Rajat Mathur, a partner at BCG, notes that consumer-facing industries have made significant efforts in leveraging AI.
For example, banks have leveraged hyper-personalised nudges that are supported by a customer DNA of 2,000-plus behaviour variables. “These are curated, through AI and data, specifically for individual customers. That cannot happen with traditional analysis.”
Second, says Mathur, in retail, getting the price point right for a stock-keeping unit that serves a business purpose (profit or revenue maximisation) can be achieved through AI algorithms only. And third, leveraging from external data sources such as social media trends at a very granular level and supporting new product development can also help ensure that the seller is not out of stock.
Besides, image or computer vision and video analytics can provide real-time recommendations and help brands engage customers with a more targeted conversation.
The use of AI aids for customer engagement picked up during the Covid-19 pandemic as companies were forced to sell more products online, points out Ranjan Kumar, founder and chief executive officer of Entropik Technologies, a seven-year-old emotional AI company.
Historically, brands have understood consumers through two approaches — on the basis of surveys where respondents rate their products, and through direct interviews or focus group discussions, says Kumar. “The problem with both is that they are a stated response and are usually biased. So the brand doesn’t get to the core of what a consumer’s true perception or preference is.”
Entropik focuses on helping to understand the irrational, subconscious aspects of the consumer better. For the first three years, it built technology for facial coding, eye tracking and voice AI. “Face, voice and eyes are the three major sources through which we have learnt to understand consumers a lot better,” says Kumar.
Using its multimodal emotional AI technology, Entropik seeks to help its clients — among them P&G, Tata, Mondelez, Unilever, ITC, and Reckitt — understand their consumers better.
According to Kumar, examples such as Pizza Hut’s mood detector show brands experimenting with AI on live users — those walking into a physical store — to understand consumer perceptions.

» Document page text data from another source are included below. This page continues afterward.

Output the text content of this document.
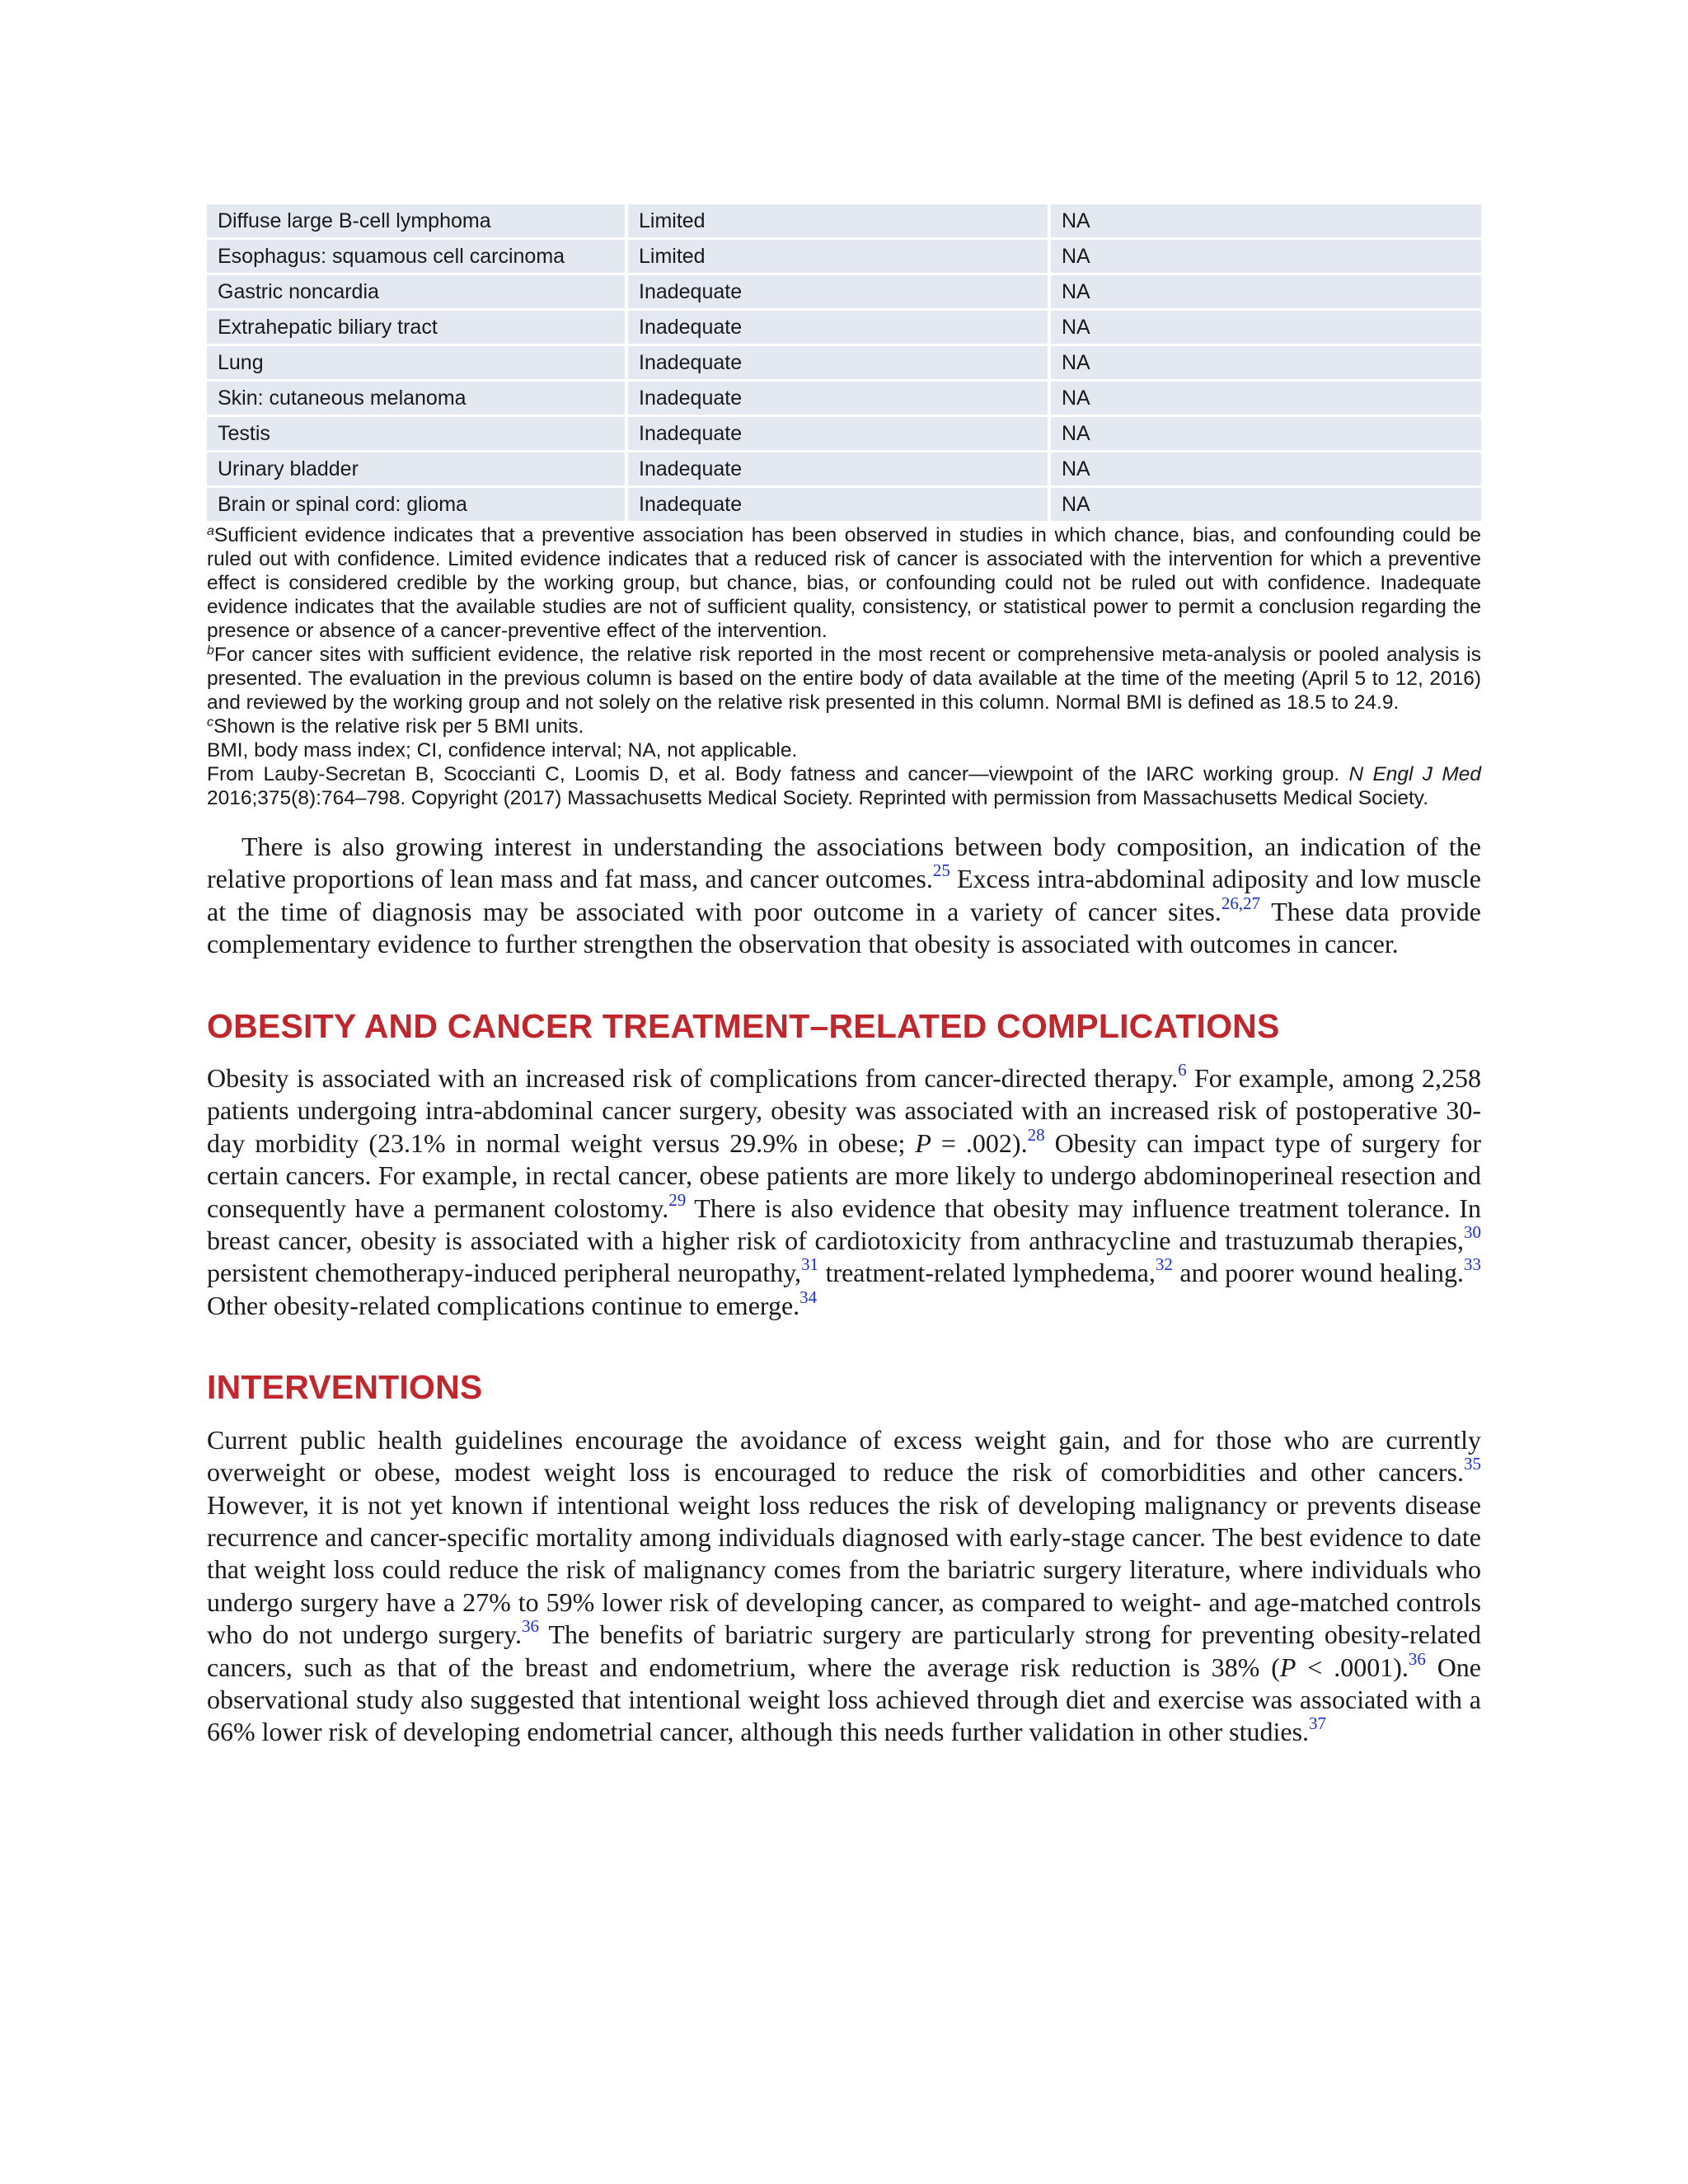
Diffuse large B-cell lymphoma	Limited	NA
Esophagus: squamous cell carcinoma	Limited	NA
Gastric noncardia	Inadequate	NA
Extrahepatic biliary tract	Inadequate	NA
Lung	Inadequate	NA
Skin: cutaneous melanoma	Inadequate	NA
Testis	Inadequate	NA
Urinary bladder	Inadequate	NA
Brain or spinal cord: glioma	Inadequate	NA

$^a$Sufficient evidence indicates that a preventive association has been observed in studies in which chance, bias, and confounding could be ruled out with confidence. Limited evidence indicates that a reduced risk of cancer is associated with the intervention for which a preventive effect is considered credible by the working group, but chance, bias, or confounding could not be ruled out with confidence. Inadequate evidence indicates that the available studies are not of sufficient quality, consistency, or statistical power to permit a conclusion regarding the presence or absence of a cancer-preventive effect of the intervention.

$^b$For cancer sites with sufficient evidence, the relative risk reported in the most recent or comprehensive meta-analysis or pooled analysis is presented. The evaluation in the previous column is based on the entire body of data available at the time of the meeting (April 5 to 12, 2016) and reviewed by the working group and not solely on the relative risk presented in this column. Normal BMI is defined as 18.5 to 24.9.

$^c$Shown is the relative risk per 5 BMI units.

BMI, body mass index; CI, confidence interval; NA, not applicable.

From Lauby-Secretan B, Scoccianti C, Loomis D, et al. Body fatness and cancer—viewpoint of the IARC working group. N Engl J Med 2016;375(8):764–798. Copyright (2017) Massachusetts Medical Society. Reprinted with permission from Massachusetts Medical Society.

There is also growing interest in understanding the associations between body composition, an indication of the relative proportions of lean mass and fat mass, and cancer outcomes.$^{25}$ Excess intra-abdominal adiposity and low muscle at the time of diagnosis may be associated with poor outcome in a variety of cancer sites.$^{26,27}$ These data provide complementary evidence to further strengthen the observation that obesity is associated with outcomes in cancer.

OBESITY AND CANCER TREATMENT–RELATED COMPLICATIONS

Obesity is associated with an increased risk of complications from cancer-directed therapy.$^6$ For example, among 2,258 patients undergoing intra-abdominal cancer surgery, obesity was associated with an increased risk of postoperative 30-day morbidity (23.1% in normal weight versus 29.9% in obese; P = .002).$^{28}$ Obesity can impact type of surgery for certain cancers. For example, in rectal cancer, obese patients are more likely to undergo abdominoperineal resection and consequently have a permanent colostomy.$^{29}$ There is also evidence that obesity may influence treatment tolerance. In breast cancer, obesity is associated with a higher risk of cardiotoxicity from anthracycline and trastuzumab therapies,$^{30}$ persistent chemotherapy-induced peripheral neuropathy,$^{31}$ treatment-related lymphedema,$^{32}$ and poorer wound healing.$^{33}$ Other obesity-related complications continue to emerge.$^{34}$

INTERVENTIONS

Current public health guidelines encourage the avoidance of excess weight gain, and for those who are currently overweight or obese, modest weight loss is encouraged to reduce the risk of comorbidities and other cancers.$^{35}$ However, it is not yet known if intentional weight loss reduces the risk of developing malignancy or prevents disease recurrence and cancer-specific mortality among individuals diagnosed with early-stage cancer. The best evidence to date that weight loss could reduce the risk of malignancy comes from the bariatric surgery literature, where individuals who undergo surgery have a 27% to 59% lower risk of developing cancer, as compared to weight- and age-matched controls who do not undergo surgery.$^{36}$ The benefits of bariatric surgery are particularly strong for preventing obesity-related cancers, such as that of the breast and endometrium, where the average risk reduction is 38% (P < .0001).$^{36}$ One observational study also suggested that intentional weight loss achieved through diet and exercise was associated with a 66% lower risk of developing endometrial cancer, although this needs further validation in other studies.$^{37}$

In the case of apparel brands or a jewellery brand like Tanishq, trial mirrors are embedded with cameras that track facial expressions and give customers recommendations based on them, says Kumar. “These are some of the more live in-retail environment application areas of AI that have come up. While technology has matured, larger applications in the live scenarios are still limited, primarily because you are tracking consumers’ response using a camera, and you can do so only when it is consented to.”
Following the pandemic, Kumar observes, people are a lot more open to allowing camera access to gain a product experience. “It’s the same as people not having sales calls on Zoom earlier. Now, it’s perfectly fine to have business calls on Zoom with consent for it to be recorded,” he says, pointing out that a threshold has been crossed, and hence more brands will likely adopt the technology in the days ahead.
Different industries are at different phases of AI adoption. According to Kumar, sectors that are engaged in selling high-value assets accept emotional AI more readily. For instance, high-end automotive, jewellery and premium brands are more likely to embrace it than a retail hypermarket where the purchases are more functional than aspirational, emotional or impulsive.
As AI assumes greater significance in our lives and as companies look to match consumer preferences with in-store experiences, its deployment in offline retail will only become bigger.